Les élections ne sont pas chose courante au Moyen-Orient. Les élections palestiniennes, qui ont porté au pouvoir Abou Mazen, ont pourtant envoyé un message fort de la volonté des Palestiniens de se tourner vers la démocratie et la paix. … L'Irak peut à son tour envoyer un nouveau message d'espoir, faisant écho à celui qu'a envoyé l'élection présidentielle en Afghanistan, qui s'est pourtant tenue dans des conditions tout sauf idéales.
Les actes de violence et d'intimidation perpétrés actuellement montrent bien que les factions opposées à la démocratie en Irak feront tout ce qui est en leur pouvoir pour saboter le scrutin du 30 janvier. L'un des leaders de la prétendue insurrection a déjà bien fait savoir que ce que lui-même et ses acolytes trouvent à redire à cette élection n'est pas tant les circonstances dans lesquelles elles se dérouleraient que le principe même de la démocratie.
Il faut bien voir la volonté qui anime ces adversaires de la démocratie de saper l'élection et l'ensemble du processus démocratique en cours dans les semaines à venir. L'intimidation est sans appel : "Si vous votez, vous vous ferez tuer." Il faut cependant bien voir aussi le désir qui anime la vaste majorité des Irakiens … de voter et de prendre en main leur destin. Leur détermination à participer au processus électoral et à l'organisation du scrutin, en dépit des menaces, est admirable.

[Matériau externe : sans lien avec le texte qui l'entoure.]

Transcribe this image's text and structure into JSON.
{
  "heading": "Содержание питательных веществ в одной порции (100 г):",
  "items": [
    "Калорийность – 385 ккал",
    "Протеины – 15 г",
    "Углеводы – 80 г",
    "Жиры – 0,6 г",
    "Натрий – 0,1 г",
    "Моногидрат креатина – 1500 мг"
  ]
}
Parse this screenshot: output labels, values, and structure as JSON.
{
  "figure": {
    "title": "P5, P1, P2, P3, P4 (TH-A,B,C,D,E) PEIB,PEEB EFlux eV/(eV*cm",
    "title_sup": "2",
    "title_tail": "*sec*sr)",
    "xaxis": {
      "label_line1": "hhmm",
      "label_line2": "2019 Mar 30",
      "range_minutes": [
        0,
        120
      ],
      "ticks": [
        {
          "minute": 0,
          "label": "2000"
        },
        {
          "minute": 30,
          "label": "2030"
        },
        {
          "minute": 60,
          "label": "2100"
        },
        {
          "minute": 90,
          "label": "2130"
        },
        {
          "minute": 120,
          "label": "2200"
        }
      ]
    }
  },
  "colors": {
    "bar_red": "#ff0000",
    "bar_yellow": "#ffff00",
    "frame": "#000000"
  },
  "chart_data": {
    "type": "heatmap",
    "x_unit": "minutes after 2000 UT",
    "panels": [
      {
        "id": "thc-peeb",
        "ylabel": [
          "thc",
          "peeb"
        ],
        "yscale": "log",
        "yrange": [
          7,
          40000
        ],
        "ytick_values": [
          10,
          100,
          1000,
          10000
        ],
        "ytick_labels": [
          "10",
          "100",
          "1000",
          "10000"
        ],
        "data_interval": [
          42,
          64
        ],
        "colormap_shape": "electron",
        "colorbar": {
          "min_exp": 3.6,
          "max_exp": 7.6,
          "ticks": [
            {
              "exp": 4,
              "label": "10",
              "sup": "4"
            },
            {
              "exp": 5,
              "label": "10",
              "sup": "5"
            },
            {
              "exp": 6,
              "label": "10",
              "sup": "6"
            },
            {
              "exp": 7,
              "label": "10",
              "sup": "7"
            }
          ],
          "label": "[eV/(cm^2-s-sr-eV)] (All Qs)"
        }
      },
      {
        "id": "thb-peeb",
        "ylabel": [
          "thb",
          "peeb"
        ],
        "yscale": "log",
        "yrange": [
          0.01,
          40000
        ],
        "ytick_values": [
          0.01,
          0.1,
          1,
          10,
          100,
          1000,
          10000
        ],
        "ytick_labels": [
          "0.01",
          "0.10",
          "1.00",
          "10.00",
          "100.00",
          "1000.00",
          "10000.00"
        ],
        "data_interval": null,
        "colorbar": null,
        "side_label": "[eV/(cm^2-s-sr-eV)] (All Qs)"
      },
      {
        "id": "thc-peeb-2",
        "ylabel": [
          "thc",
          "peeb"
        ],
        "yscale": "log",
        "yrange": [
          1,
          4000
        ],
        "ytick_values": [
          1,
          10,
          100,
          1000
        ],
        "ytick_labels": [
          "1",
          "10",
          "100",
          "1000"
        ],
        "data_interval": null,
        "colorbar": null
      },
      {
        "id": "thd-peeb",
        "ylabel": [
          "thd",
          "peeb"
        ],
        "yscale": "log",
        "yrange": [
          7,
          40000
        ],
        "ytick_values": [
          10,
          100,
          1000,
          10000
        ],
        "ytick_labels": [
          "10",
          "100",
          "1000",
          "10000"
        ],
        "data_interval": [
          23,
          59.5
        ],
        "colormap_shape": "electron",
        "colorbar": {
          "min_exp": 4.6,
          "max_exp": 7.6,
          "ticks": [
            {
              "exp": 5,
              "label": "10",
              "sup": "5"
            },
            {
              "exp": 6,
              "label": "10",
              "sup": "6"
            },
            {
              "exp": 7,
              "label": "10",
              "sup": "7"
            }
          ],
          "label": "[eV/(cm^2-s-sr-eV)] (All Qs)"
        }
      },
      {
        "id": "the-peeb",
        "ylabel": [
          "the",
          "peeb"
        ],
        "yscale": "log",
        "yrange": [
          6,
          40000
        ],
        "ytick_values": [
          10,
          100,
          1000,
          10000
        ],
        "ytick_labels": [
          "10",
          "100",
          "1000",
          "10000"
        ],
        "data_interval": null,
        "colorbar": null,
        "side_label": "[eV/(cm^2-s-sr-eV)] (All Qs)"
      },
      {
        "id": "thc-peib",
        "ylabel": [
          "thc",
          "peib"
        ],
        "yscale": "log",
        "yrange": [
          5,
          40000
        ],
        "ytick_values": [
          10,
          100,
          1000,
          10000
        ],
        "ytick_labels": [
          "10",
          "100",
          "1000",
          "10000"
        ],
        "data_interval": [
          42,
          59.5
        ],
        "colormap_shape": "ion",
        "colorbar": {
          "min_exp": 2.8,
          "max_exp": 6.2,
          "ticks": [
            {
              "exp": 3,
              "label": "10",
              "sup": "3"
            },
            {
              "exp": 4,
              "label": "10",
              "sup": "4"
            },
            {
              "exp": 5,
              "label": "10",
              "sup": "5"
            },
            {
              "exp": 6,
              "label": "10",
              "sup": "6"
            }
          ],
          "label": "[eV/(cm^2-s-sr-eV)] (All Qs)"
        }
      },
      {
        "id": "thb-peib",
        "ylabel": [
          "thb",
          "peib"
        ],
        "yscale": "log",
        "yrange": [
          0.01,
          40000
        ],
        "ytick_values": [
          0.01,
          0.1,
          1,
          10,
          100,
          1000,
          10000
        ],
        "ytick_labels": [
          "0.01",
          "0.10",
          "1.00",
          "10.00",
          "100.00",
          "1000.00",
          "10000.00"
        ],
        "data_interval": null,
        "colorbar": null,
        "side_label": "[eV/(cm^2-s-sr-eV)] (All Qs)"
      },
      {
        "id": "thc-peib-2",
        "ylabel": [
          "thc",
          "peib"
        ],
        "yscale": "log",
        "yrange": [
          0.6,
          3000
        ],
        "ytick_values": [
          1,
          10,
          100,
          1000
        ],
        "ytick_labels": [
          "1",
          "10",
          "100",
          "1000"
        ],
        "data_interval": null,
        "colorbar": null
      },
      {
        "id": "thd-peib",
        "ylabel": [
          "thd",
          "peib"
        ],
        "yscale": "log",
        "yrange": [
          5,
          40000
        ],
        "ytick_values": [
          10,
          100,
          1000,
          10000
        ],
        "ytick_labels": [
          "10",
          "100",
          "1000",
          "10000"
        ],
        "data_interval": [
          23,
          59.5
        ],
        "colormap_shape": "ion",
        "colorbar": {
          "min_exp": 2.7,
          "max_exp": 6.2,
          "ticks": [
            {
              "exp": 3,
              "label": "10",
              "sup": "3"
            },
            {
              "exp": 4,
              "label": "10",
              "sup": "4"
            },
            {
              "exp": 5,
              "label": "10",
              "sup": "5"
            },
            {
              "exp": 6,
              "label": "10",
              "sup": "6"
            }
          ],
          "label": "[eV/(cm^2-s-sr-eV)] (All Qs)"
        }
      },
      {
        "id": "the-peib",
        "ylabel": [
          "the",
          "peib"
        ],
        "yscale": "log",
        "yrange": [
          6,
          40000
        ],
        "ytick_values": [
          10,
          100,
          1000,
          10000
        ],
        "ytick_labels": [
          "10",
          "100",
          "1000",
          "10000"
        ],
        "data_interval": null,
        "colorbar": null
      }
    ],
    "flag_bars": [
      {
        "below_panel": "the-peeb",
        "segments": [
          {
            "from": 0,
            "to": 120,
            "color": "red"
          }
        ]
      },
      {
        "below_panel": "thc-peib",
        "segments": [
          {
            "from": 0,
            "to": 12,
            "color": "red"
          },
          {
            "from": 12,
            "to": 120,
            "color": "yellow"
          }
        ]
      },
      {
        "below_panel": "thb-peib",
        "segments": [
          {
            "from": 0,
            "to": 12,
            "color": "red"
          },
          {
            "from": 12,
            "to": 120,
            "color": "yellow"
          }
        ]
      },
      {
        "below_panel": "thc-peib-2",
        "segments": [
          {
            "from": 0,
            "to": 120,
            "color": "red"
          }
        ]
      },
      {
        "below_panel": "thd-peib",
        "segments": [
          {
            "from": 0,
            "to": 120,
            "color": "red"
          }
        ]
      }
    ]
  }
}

Plus de 8 000 candidats sont en lice, soit plus de deux fois le nombre de candidats ayant brigué un siège à la dernière élection générale au Royaume-Uni ; 11 000 autres candidats se présentent aux élections locales, ainsi qu'aux élections régionales de la province kurde. Un tiers sont des femmes. 5 300 bureaux de vote ont été mis en place, et les campagnes d'information destinées aux électeurs touchent à leur fin. Près de 200 000 Irakiens participeront à l'organisation du scrutin sous la supervision des Nations unies. Le rôle de la coalition se bornera à assurer la sécurité là où il y aura lieu.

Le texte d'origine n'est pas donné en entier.